Traditionally sold untreated and chopped, bitter and harsh coca leaves chewed throughout the South American Andes for thousands of years as a natural pick-me-up have been getting a delicious makeover in Bolivia with several small businesses now bruising the foliage to make it softer and adding flavors such as strawberry, mango or coffee.
What started as an experiment about a decade ago has taken off, especially in Bolivia's economic capital of Santa Cruz – a city of 3.4 million people.
"The flavoring is like adding seasoning to food. Normally flavors such as bubblegum and banana are used, and it adds a special something," consumer Isaac Salazar, 21, told Agence France-Presse (AFP). "They come already crushed, soft, with a savory or sweet flavor added, which makes it perfect for passing the time."
The practice of chewing coca has its verb in Bolivia's Indigenous Aymara language: "pijcheo." It means to masticate the leaves, like chewing gum, without swallowing.
The leaf – from the same plant that cocaine is manufactured from – has been ascribed with the wide-ranging properties of quelling hunger, inhibiting stress, and imparting an energy boost.
Coca is also consumed in infusions, and in some countries, it is included in the flour used to make special bread and cakes.
Transforming the fibrous leaf into a more easily chewable product is laborious.
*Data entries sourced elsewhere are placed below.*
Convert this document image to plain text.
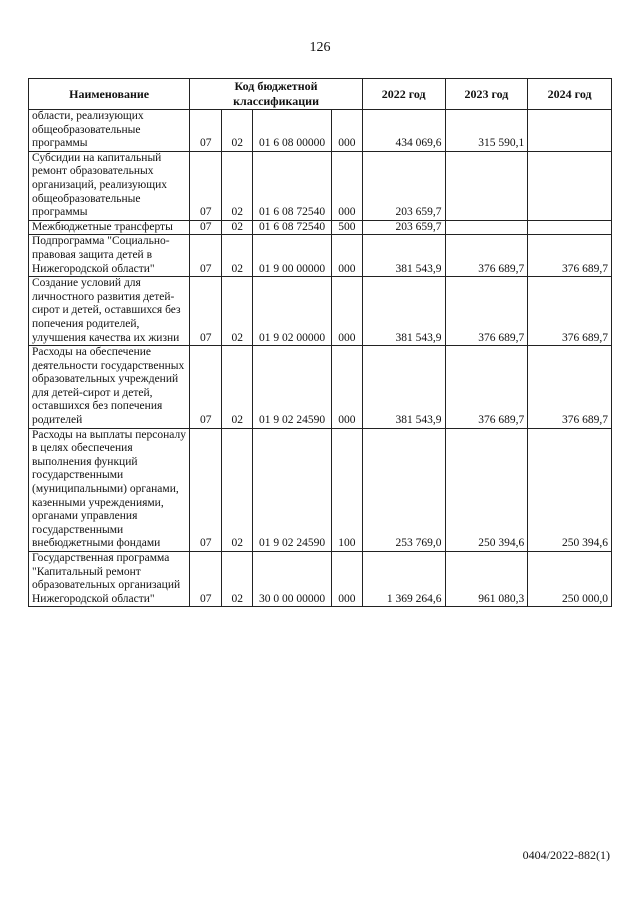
126
Наименование	Код бюджетной классификации				2022 год	2023 год	2024 год
области, реализующих общеобразовательные программы	07	02	01 6 08 00000	000	434 069,6	315 590,1	
Субсидии на капитальный ремонт образовательных организаций, реализующих общеобразовательные программы	07	02	01 6 08 72540	000	203 659,7		
Межбюджетные трансферты	07	02	01 6 08 72540	500	203 659,7		
Подпрограмма "Социально-правовая защита детей в Нижегородской области"	07	02	01 9 00 00000	000	381 543,9	376 689,7	376 689,7
Создание условий для личностного развития детей-сирот и детей, оставшихся без попечения родителей, улучшения качества их жизни	07	02	01 9 02 00000	000	381 543,9	376 689,7	376 689,7
Расходы на обеспечение деятельности государственных образовательных учреждений для детей-сирот и детей, оставшихся без попечения родителей	07	02	01 9 02 24590	000	381 543,9	376 689,7	376 689,7
Расходы на выплаты персоналу в целях обеспечения выполнения функций государственными (муниципальными) органами, казенными учреждениями, органами управления государственными внебюджетными фондами	07	02	01 9 02 24590	100	253 769,0	250 394,6	250 394,6
Государственная программа "Капитальный ремонт образовательных организаций Нижегородской области"	07	02	30 0 00 00000	000	1 369 264,6	961 080,3	250 000,0
0404/2022-882(1)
At the El Dogor factory and store run by 23-year-old Luis Vasquez in Santa Cruz, about 20 workers share the tasks of removing the thorny stems, placing what is left of the foliage into plastic bags, adding flavorings, and pounding away with a mallet.
The flattened end product, labeled Machucada (bruised) Coca El Dogor, is placed in the fridge and sold for $4.30 per unit of 113 grams (4 ounces).
The shop does a brisk business.
"We have a variety of coca leaf products, including fruit-flavored leaves and any other flavor a customer may ask for," said Vasquez. But, more and more, clients "prefer it mixed with a flavoring," he said.
Consumer Gary Soleto, 45, said the traditional way of consuming unadulterated coca leaf would never disappear. "But we change and have taken on new habits ... to continue consuming and tasting new flavors," he said.
Official data show that one in three people in a country of 12 million – almost a third of them Indigenous – chew coca or use it for medicinal and ritual purposes. In 2021, there were 30,500 hectares (75,000 acres) of coca plantations in Bolivia, according to a U.N. estimate – up 4% from 2020.
According to a report by the U.N. Office on Drugs and Crime, potential coca leaf production was estimated at 44,900 to 56,200 metric tons with an estimated value of $352 million to $431 million.
The Bolivian state authorizes the cultivation of a maximum of 22,000 hectares.
In recent years, there have been clashes between coca leaf producers and police in Bolivia in a dispute over control of the commercialization of the plant.